EMC’s Commitment to Isilon
Since EMC acquired Isilon in 2010, one thing has been clear and keeps becoming clearer: EMC is 100% committed to the Isilon architecture and line of products. EMC has moved it to the same level in their portfolio as VNX and VMAX. If anything, VNX may start to take a back seat to Isilon.
EMC took their time pulling Isilon completely into the fold, letting Isilon run as a separate division for a while, but has now fully “EMC-ized” Isilon. They’re very insistent that it be called “EMC Isilon” — not “Isilon” — and if you go to isilon.com, you’re now redirected to a page on the EMC website that thanks you for visiting the “former Isilon website”.
EMC pushed Isilon sales training on their sales force, and that is now moving out to partners as well. The EMC Velocity “Consolidate” specialty used to focus on the VNX and VNXe product lines. This year, EMC partners will lose their “Consolidate” status unless they also certify on Isilon. Old Isilon certifications expire at the end of 2013 – only the new EMC-ized versions will be recognized after that.
Not convinced? In today’s announcement EMC brought out the one thing that Isilon was missing — an integrated backup solution — and they did it with both their backup-software-of-choice and their backup-storage-platform-of-choice.
Still not convinced? Look at the development commitment EMC’s brought to Isilon’s OneFS. Check out the new features coming to Isilon. Nothing new has come to VNX lately. In fact, the much-hyped “MegaLaunch 3” refresh of the VNX that was supposed to happen in April just… disappeared.
Still not convinced? Take a moment and reflect upon EMC’s commitment to VMware.
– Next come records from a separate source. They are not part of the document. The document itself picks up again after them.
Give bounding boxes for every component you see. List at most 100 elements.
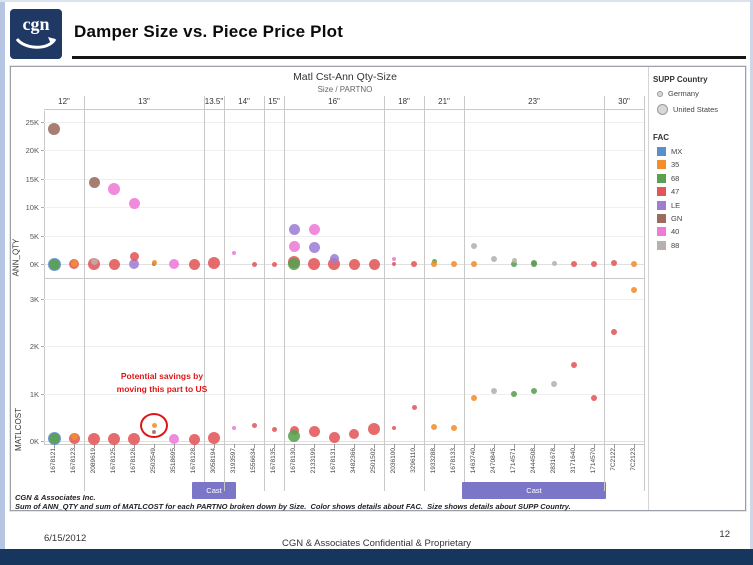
data-point[interactable] xyxy=(70,432,78,440)
part-tick xyxy=(234,444,235,448)
legend-item-fac[interactable]: GN xyxy=(657,214,682,223)
column-divider xyxy=(604,96,605,491)
data-point[interactable] xyxy=(571,261,577,267)
data-point[interactable] xyxy=(169,434,179,445)
data-point[interactable] xyxy=(308,224,320,236)
data-point[interactable] xyxy=(90,258,98,266)
data-point[interactable] xyxy=(288,430,300,443)
data-point[interactable] xyxy=(308,242,320,254)
data-point[interactable] xyxy=(551,261,557,267)
data-point[interactable] xyxy=(451,425,457,432)
data-point[interactable] xyxy=(611,260,617,267)
data-point[interactable] xyxy=(308,426,320,438)
legend-item-fac[interactable]: MX xyxy=(657,147,682,156)
data-point[interactable] xyxy=(108,432,120,445)
data-point[interactable] xyxy=(368,422,380,435)
y-tick-mark xyxy=(41,122,44,123)
data-point[interactable] xyxy=(308,258,320,270)
data-point[interactable] xyxy=(188,433,200,445)
data-point[interactable] xyxy=(471,242,477,249)
part-tick xyxy=(394,444,395,448)
data-point[interactable] xyxy=(108,258,120,270)
data-point[interactable] xyxy=(368,258,380,270)
data-point[interactable] xyxy=(129,251,139,261)
data-point[interactable] xyxy=(48,433,60,445)
data-point[interactable] xyxy=(471,261,477,267)
data-point[interactable] xyxy=(48,258,60,270)
data-point[interactable] xyxy=(251,422,257,428)
data-point[interactable] xyxy=(88,432,100,445)
data-point[interactable] xyxy=(208,257,220,270)
legend-item-fac[interactable]: 68 xyxy=(657,173,679,183)
data-point[interactable] xyxy=(169,259,179,269)
data-point[interactable] xyxy=(631,261,637,267)
y-tick-label: 0K xyxy=(29,260,39,269)
data-point[interactable] xyxy=(551,381,557,388)
data-point[interactable] xyxy=(348,258,360,270)
part-label: 7C2123 xyxy=(630,448,637,471)
data-point[interactable] xyxy=(611,329,617,336)
data-point[interactable] xyxy=(392,257,396,262)
data-point[interactable] xyxy=(531,388,537,395)
data-point[interactable] xyxy=(128,197,140,209)
legend-item-fac[interactable]: 35 xyxy=(657,160,679,170)
y-tick-label: 5K xyxy=(29,231,39,241)
data-point[interactable] xyxy=(571,362,577,369)
data-point[interactable] xyxy=(129,259,139,269)
data-point[interactable] xyxy=(491,255,497,262)
data-point[interactable] xyxy=(288,258,300,270)
data-point[interactable] xyxy=(431,261,437,267)
data-point[interactable] xyxy=(151,259,157,265)
data-point[interactable] xyxy=(328,431,340,443)
data-point[interactable] xyxy=(108,183,120,196)
data-point[interactable] xyxy=(329,254,339,264)
data-point[interactable] xyxy=(251,261,257,267)
data-point[interactable] xyxy=(531,261,537,267)
legend-item-fac[interactable]: 40 xyxy=(657,227,679,237)
data-point[interactable] xyxy=(411,261,417,267)
data-point[interactable] xyxy=(288,241,300,253)
title-underline xyxy=(72,56,746,59)
data-point[interactable] xyxy=(591,261,597,267)
data-point[interactable] xyxy=(88,177,100,189)
y-tick-label: 2K xyxy=(29,342,39,352)
data-point[interactable] xyxy=(511,261,517,267)
data-point[interactable] xyxy=(511,390,517,397)
size-header: 21" xyxy=(438,97,450,106)
column-divider xyxy=(224,96,225,491)
data-point[interactable] xyxy=(511,258,517,264)
data-point[interactable] xyxy=(128,432,140,445)
data-point[interactable] xyxy=(232,251,236,256)
legend-item-country[interactable]: United States xyxy=(657,104,718,115)
data-point[interactable] xyxy=(271,261,277,267)
data-point[interactable] xyxy=(208,431,220,444)
data-point[interactable] xyxy=(392,425,396,430)
y-axis-title: MATLCOST xyxy=(13,408,23,451)
data-point[interactable] xyxy=(48,123,60,136)
data-point[interactable] xyxy=(591,395,597,402)
legend-item-fac[interactable]: 88 xyxy=(657,240,679,250)
data-point[interactable] xyxy=(70,259,78,267)
legend-item-country[interactable]: Germany xyxy=(657,89,699,98)
data-point[interactable] xyxy=(349,429,359,440)
annotation-line2: moving this part to US xyxy=(116,384,208,394)
chart-title: Matl Cst-Ann Qty-Size xyxy=(293,71,397,83)
y-tick-mark xyxy=(41,441,44,442)
data-point[interactable] xyxy=(271,427,277,433)
annotation-text: Potential savings by moving this part to… xyxy=(86,370,238,396)
data-point[interactable] xyxy=(491,388,497,395)
data-point[interactable] xyxy=(188,258,200,270)
size-circle-icon xyxy=(657,90,663,97)
legend-item-fac[interactable]: 47 xyxy=(657,187,679,197)
data-point[interactable] xyxy=(288,223,300,235)
data-point[interactable] xyxy=(431,423,437,430)
color-swatch-icon xyxy=(657,200,666,210)
data-point[interactable] xyxy=(411,405,417,411)
data-point[interactable] xyxy=(471,395,477,402)
legend-item-label: LE xyxy=(671,200,681,210)
legend-item-fac[interactable]: LE xyxy=(657,200,681,210)
data-point[interactable] xyxy=(451,261,457,267)
data-point[interactable] xyxy=(232,425,236,430)
data-point[interactable] xyxy=(392,262,396,266)
data-point[interactable] xyxy=(631,286,637,293)
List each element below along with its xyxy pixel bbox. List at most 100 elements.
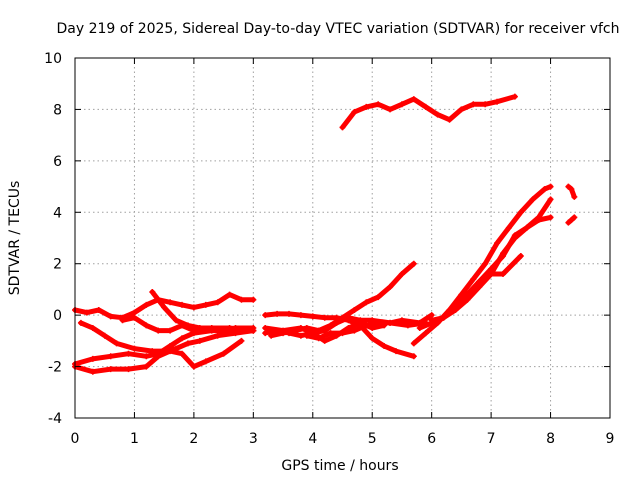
data-point [547,214,554,221]
data-point [387,106,394,113]
data-point [434,111,441,118]
series-track-16 [452,253,524,311]
data-point [452,304,459,311]
data-point [226,325,233,331]
data-point [410,340,417,347]
data-point [398,101,405,108]
data-point [303,332,310,339]
data-point [416,325,423,331]
data-point [107,353,114,360]
data-point [202,358,209,365]
x-tick-label: 7 [487,431,496,447]
data-point [167,348,174,355]
grid-lines [75,58,610,418]
data-point [321,314,328,321]
series-track-17 [565,183,578,200]
data-point [315,335,322,342]
data-point [179,350,185,357]
data-point [517,209,524,216]
series-track-15 [428,196,554,324]
y-axis-label: SDTVAR / TECUs [7,181,23,296]
data-point [387,283,394,290]
data-point [440,314,447,321]
y-tick-labels: -4 -2 0 2 4 6 8 10 [44,51,62,427]
data-point [155,353,162,360]
data-point [541,186,548,193]
data-point [500,271,506,277]
series-layer [72,93,578,375]
data-point [321,337,328,344]
x-tick-label: 4 [308,431,317,447]
data-point [179,335,185,342]
data-point [339,314,346,321]
data-point [143,363,150,370]
data-point [363,322,370,329]
y-tick-label: 8 [53,102,62,118]
axis-ticks [74,57,611,419]
data-point [351,109,358,115]
data-point [470,276,477,283]
data-point [214,332,221,339]
plot-frame [74,57,611,419]
data-point [511,235,518,241]
data-point [375,101,382,108]
data-point [410,96,417,103]
data-point [77,319,84,326]
data-point [381,343,388,349]
data-point [375,319,382,326]
data-point [149,289,156,295]
x-tick-label: 2 [189,431,198,447]
data-point [220,350,227,357]
data-point [482,101,489,108]
data-point [173,317,180,324]
data-point [547,183,554,190]
data-point [369,335,376,342]
series-track-7 [262,310,417,360]
y-tick-label: 4 [53,205,62,221]
chart-title: Day 219 of 2025, Sidereal Day-to-day VTE… [56,21,619,37]
data-point [280,327,287,334]
data-point [155,327,162,334]
series-track-11 [303,312,435,342]
data-point [500,250,506,257]
series-track-12 [339,93,518,131]
series-track-14 [416,214,554,331]
data-point [268,332,275,339]
data-point [125,350,132,357]
data-point [107,366,114,373]
data-point [410,353,417,360]
data-point [476,278,483,285]
data-point [357,319,364,326]
x-tick-label: 0 [71,431,80,447]
x-tick-label: 1 [130,431,139,447]
data-point [470,101,477,108]
y-tick-label: 6 [53,154,62,170]
data-point [446,116,453,123]
data-point [315,327,322,334]
data-point [422,103,429,110]
data-point [410,260,417,267]
x-tick-label: 3 [249,431,258,447]
data-point [262,330,269,337]
data-point [190,304,197,311]
data-point [161,304,168,311]
data-point [202,301,209,308]
data-point [351,307,358,313]
data-point [143,301,150,308]
data-point [458,106,465,113]
data-point [125,366,132,373]
data-point [339,124,346,131]
series-line [417,214,554,331]
data-point [458,291,465,298]
data-point [89,368,96,375]
y-tick-label: 0 [53,308,62,324]
data-point [363,299,370,306]
data-point [398,271,405,277]
data-point [571,193,578,200]
data-point [167,299,174,306]
data-point [464,291,471,298]
data-point [89,355,96,362]
data-point [327,322,334,329]
data-point [511,93,518,100]
data-point [208,325,215,331]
It would be extremely understated to say that EMC has a strong commitment to VMware — both as a company and as a platform. Remember “Project Galileo”? This is where EMC gave demos of the ability to vMotion a running VM from a server to run on the compute and memory resources of the storage array itself. What’s the only platform they’ve ever demonstrated this capability on? You guessed it. Isilon.
Now, don’t get me wrong. There’s far too much demand for transactional and high-I/O block storage for Isilon to become EMC’s lone production-storage-platform-of-choice, but I believe it is becoming their file-storage-platform-of-choice.
(And don’t get me even further wrong — this isn’t a bad thing. It’s a perfectly fine thing. Since joining the partner community more that a year ago, I’ve spent more time hands-on on Isilon than I ever got to while I was at EMC, and it is a great platform.)
Where Does That Leave Us?
For years, the storage industry has been going through a consolidation process, as the bigger players have acquired both smaller players and startups. EMC has a broad enough portfolio that it’s a sort of microcosm of the storage industry all by itself, so it’s no surprise that EMC is going through a consolidation of their own.
I predict that the EMC product consolidation will lead to a thinning of the product portfolio, with the platforms-of-choice as follows:
- Block storage – VMAX
- File storage – Isilon
- Backup and archive storage – Data Domain
- Backup and recovery management – Avamar
- Data replication – RecoverPoint
At least, those are the conclusions I draw looking at things now. How accurate are my predictions? Let’s check back here in two year’s time and see how it things turned out.